I think that this happens way too often when it shouldn't.
Somehow in our culture we have this idea that we can't
birth without someone in a white coat standing over us. I think this leads to many unnecessary transports. Often we are cut
open, and Drs proceed to tell us how this has saved our lives. I believe that in most of these cases, if we'd been more patient
the problem would have resolved itself. Personally, I feel safer with a difficult birth at home, than I would at the hospital.
I've done it both ways, and in the long run home was safer for me.
Kiley
Based on what
was occuring at the moment, if I felt there was some true emergency that could absolutely not be handled at home,
I would transfer to the nearest medical facility that was equipped to handle the situation. DH or I would probably call ahead
& let them know we were on our way, or we would call 911 if we felt it was a dire emergency requring immediate medical
intervention.
~Carrie
If I felt the need to transfer, I'd go.
Ruth
I'm sorry I ignored my instincts and went
when we both felt fine.
Ruth
Listen to your gut & go. There's nothing
wrong with feeling like you need help if you do. What is bad, is if you hear a little voice telling you to get help &
you don't listen & something goes wrong. YOU are the one who has to live with your decision. So if you need to go , go.
Hospitals *DO* serve a purpose, sometimes :)
Aubrey
If you are listening closely to your intuition throughout
pregnancy, and suddenly feel that THERE IS SOMETHING WRONG, and have a strong need to go to the hospital, then by all means
go. But if you have been feeling fearful, and get more fearful during the birth, your intuition is going to be messed up,
and it might well be the fear talking, rather than a real need to go.
Think of your reasons for wanting to go-- are
you getting tired of a long labor, do you feel more pain than you wanted to and want medications, are you being pressured
by family/friends, does it feel differently than you thought it would...? If you feel like you want to transfer, sit down
by yourself and talk to the baby-- pay close attention to what you are feeling. There is a big chance that Fear is raising
his ugly head, and making you doubtful of your inborn ability to birth your baby yourself. From what I have seen and read
of UC transports in previous years, most of them were unnecessary-- only a couple seemed like *maybe* there was good reason
for them...
Don't ever let Fear make your decisions for you.
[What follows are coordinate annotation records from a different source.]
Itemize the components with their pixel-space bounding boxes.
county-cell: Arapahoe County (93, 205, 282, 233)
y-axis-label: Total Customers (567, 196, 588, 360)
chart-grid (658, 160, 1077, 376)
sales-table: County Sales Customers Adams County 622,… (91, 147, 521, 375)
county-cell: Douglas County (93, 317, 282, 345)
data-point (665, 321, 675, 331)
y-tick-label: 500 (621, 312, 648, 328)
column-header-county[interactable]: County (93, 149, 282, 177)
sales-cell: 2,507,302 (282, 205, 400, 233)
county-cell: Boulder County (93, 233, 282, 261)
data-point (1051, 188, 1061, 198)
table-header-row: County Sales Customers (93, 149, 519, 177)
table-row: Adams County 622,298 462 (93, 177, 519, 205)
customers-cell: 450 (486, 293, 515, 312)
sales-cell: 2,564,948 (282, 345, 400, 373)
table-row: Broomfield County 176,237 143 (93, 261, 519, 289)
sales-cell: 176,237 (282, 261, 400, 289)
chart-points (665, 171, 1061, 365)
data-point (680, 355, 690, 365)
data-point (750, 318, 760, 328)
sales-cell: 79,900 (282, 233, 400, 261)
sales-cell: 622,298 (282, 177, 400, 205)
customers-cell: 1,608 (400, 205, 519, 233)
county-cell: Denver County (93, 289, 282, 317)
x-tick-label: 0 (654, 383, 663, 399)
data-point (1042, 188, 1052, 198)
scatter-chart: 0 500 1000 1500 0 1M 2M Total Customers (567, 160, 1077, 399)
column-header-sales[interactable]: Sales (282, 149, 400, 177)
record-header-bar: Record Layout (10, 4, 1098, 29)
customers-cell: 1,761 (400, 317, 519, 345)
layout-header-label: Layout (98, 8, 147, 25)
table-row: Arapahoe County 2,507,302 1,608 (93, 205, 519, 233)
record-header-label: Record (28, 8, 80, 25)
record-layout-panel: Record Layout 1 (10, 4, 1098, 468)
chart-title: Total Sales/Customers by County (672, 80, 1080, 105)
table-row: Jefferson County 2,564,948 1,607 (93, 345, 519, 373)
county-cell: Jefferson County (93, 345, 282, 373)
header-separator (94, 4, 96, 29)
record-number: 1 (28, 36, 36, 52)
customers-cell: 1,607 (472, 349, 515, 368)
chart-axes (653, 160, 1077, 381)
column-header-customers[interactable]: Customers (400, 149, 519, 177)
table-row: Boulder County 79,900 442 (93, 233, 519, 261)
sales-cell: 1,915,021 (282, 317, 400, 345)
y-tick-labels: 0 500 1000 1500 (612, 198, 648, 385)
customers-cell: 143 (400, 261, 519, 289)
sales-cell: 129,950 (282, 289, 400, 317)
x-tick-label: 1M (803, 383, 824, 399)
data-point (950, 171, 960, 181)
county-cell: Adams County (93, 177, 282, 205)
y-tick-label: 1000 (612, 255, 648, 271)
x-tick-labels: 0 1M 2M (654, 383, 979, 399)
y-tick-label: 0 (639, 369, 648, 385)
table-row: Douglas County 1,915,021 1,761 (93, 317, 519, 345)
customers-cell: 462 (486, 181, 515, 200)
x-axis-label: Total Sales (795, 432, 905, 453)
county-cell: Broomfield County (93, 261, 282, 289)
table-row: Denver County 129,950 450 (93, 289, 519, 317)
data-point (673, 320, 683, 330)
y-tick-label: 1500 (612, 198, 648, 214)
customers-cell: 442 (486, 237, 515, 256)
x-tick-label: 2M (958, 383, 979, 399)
Beatrice-- mama to Max (6, CNM hospital birth),
William (4, LM home waterbirth), Dora (2, family UC), Wee One (in belly, arriving late-Winter, UC)
*Bee's Official
Disclaimer: All of my answers express my own personal opinion, and as I am not a trained birth professional, but better, an
experienced mother, none of it ought to be construed as medical advice.*
I think it's a good idea to have a "back-up plan"
just in case. This may mean back up medical insurance (most states offer free medical insurance for pregnant women check out
your local health dept.), obtain some pre-registration forms all filled out and ready, and have a phone on hand if you need
to call 911(especially if you are birthing alone). Again go on your gut instincts on the point you feel that things are "wrong"
or out of your control and you need additional medical assistance. It might be a good idea to have your wishes written down
as a "living will" to take with you to the hospital, or have your spouse/partner be your advocate and stand up for your wishes
and not be allowed to leave your side.
I think I might want to add, that if you need to transfer postpartum, for *YOU*....
and the baby is healthy and well, make sure your spouse or close family relative has "custody" of the baby and only you are
admitted as the patient. If this happens, it's less likely the baby would be subjected to pokings and proddings and shots
and eye goop. Be clear on your wishes as to both the care for you and your child and don't be afraid to stand up and refuse
any treatment you don't feel necessary.